Meski saat ini sudah dikenal, wanita asal Bali ini rupanya tak pelit berbagi kisah perjalanan kariernya. Dia berharap apa yang sudah dilaluinya bisa menjadi inspiransi siapa saja, khususnya kaum milenial yang punya passion sama dengan dirinya.

Wanda Ponika mengaku sudah mencintai dunia fesyen dan aksesori sejak masih duduk di kelas 1 SD. Sebelumnya, dia melayangkan pemikiran untuk membuat desain baju yang indah. Bahkan di kelasnya, dia hobi menggambar desain-desain baju yang cantik.

Saat SMA, dia juga bekerja paruh waktu sebagai ilustrator dan penulis di Bali Post group selama bertahun tahun. Tahun 1995, teman-temannya sibuk untuk mengurus masuk perguruan tinggi, Wanda Ponika malah asyik menyiapkan desain fesyen dan aksesorisnya untuk mengikuti Indonesia Design Competition yang diadakan oleh APPMI (Asosiasi Pengusaha Perancang Mode Indonesia).

Ditemani kopi Bali, Wanda Ponika rela menggambar sampai subuh. Mulai proses interview awal sampai presentasi finalis dia ikuti, sehingga akhirnya terpilih masuk ke babak final.

Saat berusia 17 tahun, wara-wiri ke Jakarta sendirian melakukan fitting, lanjut ke Bali mengerjakan gaun embroidery-nya yang bertabur ribuan bunga handmade. Awalnya, dalam mendesain aksesories, Wanda Ponika menggabungkan segala unsur budaya Bali. Mulai dari memakai bahan dasar kerang, kulit berukir, hingga batok kelapa dan silver jewelery.

Selesai kompetisi, karya-karyanya dilirik oleh perusahaan jewelery besar di Indonesia. Dia pun sempat galau memilih antara fokus pada perhiasan atau fesyen. Akhirnya, perempuan 41 tahun itu memutuskan untuk mendesain perhiasan cantik.

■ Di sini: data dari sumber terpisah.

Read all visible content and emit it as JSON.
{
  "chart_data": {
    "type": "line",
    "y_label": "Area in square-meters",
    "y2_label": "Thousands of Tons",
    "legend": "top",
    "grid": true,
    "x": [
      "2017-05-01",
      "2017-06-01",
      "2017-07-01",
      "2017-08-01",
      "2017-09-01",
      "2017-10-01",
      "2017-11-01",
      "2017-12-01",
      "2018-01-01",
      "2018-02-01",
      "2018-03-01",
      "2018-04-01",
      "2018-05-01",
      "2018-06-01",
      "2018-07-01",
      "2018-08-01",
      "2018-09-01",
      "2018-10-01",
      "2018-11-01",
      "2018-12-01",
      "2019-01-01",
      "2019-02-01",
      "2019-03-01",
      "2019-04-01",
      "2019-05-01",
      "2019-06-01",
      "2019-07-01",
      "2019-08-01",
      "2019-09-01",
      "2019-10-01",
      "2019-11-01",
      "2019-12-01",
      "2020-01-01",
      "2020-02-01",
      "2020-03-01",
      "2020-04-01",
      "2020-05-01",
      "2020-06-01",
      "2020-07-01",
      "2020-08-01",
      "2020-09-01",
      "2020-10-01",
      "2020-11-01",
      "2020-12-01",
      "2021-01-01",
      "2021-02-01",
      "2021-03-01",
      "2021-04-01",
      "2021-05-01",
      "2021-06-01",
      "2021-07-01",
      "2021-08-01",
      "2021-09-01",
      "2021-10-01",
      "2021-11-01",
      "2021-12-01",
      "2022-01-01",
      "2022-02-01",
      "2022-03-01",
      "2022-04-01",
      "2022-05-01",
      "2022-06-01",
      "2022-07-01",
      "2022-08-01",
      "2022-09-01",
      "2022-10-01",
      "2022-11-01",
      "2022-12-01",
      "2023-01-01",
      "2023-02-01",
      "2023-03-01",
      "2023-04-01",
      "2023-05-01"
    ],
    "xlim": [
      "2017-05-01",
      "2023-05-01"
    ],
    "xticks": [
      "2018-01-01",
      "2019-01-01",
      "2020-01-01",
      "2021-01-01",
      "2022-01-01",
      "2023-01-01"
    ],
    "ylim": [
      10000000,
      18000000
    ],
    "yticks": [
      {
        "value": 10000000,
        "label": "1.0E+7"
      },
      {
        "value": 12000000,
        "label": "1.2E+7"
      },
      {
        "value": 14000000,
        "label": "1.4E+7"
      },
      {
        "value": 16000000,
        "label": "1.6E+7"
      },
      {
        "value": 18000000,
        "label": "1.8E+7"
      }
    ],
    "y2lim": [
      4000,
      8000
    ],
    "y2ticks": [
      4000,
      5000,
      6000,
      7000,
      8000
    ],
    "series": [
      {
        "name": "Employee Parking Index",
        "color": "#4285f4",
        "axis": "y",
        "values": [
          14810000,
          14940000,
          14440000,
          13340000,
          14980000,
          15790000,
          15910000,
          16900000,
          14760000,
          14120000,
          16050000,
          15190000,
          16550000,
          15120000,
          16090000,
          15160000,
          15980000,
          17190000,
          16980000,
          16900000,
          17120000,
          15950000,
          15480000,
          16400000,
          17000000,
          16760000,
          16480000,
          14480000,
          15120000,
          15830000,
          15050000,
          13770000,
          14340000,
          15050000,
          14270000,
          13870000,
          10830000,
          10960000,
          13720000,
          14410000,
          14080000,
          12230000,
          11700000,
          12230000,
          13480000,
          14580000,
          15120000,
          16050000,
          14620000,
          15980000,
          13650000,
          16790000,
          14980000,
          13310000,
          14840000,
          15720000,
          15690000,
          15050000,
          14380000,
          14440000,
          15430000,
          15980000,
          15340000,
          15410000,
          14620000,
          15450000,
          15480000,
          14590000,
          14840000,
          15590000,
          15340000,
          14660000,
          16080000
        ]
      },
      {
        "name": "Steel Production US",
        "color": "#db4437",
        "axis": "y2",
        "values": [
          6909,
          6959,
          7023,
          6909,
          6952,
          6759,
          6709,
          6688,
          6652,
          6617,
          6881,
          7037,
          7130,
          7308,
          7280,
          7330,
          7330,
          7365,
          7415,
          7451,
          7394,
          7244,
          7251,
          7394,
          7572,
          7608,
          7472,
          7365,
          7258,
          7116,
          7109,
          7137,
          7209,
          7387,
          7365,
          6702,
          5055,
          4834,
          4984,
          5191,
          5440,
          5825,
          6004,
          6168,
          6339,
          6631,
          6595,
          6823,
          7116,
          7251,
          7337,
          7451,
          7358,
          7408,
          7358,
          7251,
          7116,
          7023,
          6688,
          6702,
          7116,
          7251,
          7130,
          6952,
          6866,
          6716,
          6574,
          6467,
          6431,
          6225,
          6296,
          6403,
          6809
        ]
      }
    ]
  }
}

Setelah 10 tahun berkarier di perusahaan perhiasan ternama, Wanda Ponika memutuskan untuk membuka usahanya sendiri. Lewat Wanda House of Jewels, nama Winda Ponika tambah beken di kalangan fashion people. "Umur 30 target saya mundur sebagai profesional dan menjadi pengusaha. Saya dapat support luar biasa dan lebih sering menghabiskan waktu di workshop untuk menciptakan desain yang elegan, unik dan punya ciri khas," tutur Wanda Ponika di Jakarta, baru-baru ini.

Tak heran kalau ibu tiga anak yang dikenal sebagai sosialita ibu kota itu, pandai me-redesign atau mengubah perhiasan koleksi lama, menjadi desain yang tampak baru lagi. "Fine jewelry itu kan mahal jadi kebanyakan jewelry kami bisa dipakai multifungsi," ujarnya.

"Misalnya, sebuah pendant bisa menjadi necklace dan brooch, ada juga yang bisa menjadi cincin hingga kepala ikat pinggang. Jadi bisa dibilang dengan satu desain perhiasan bisa dipakai sampai 7 look yang berbeda-beda," sambungnya.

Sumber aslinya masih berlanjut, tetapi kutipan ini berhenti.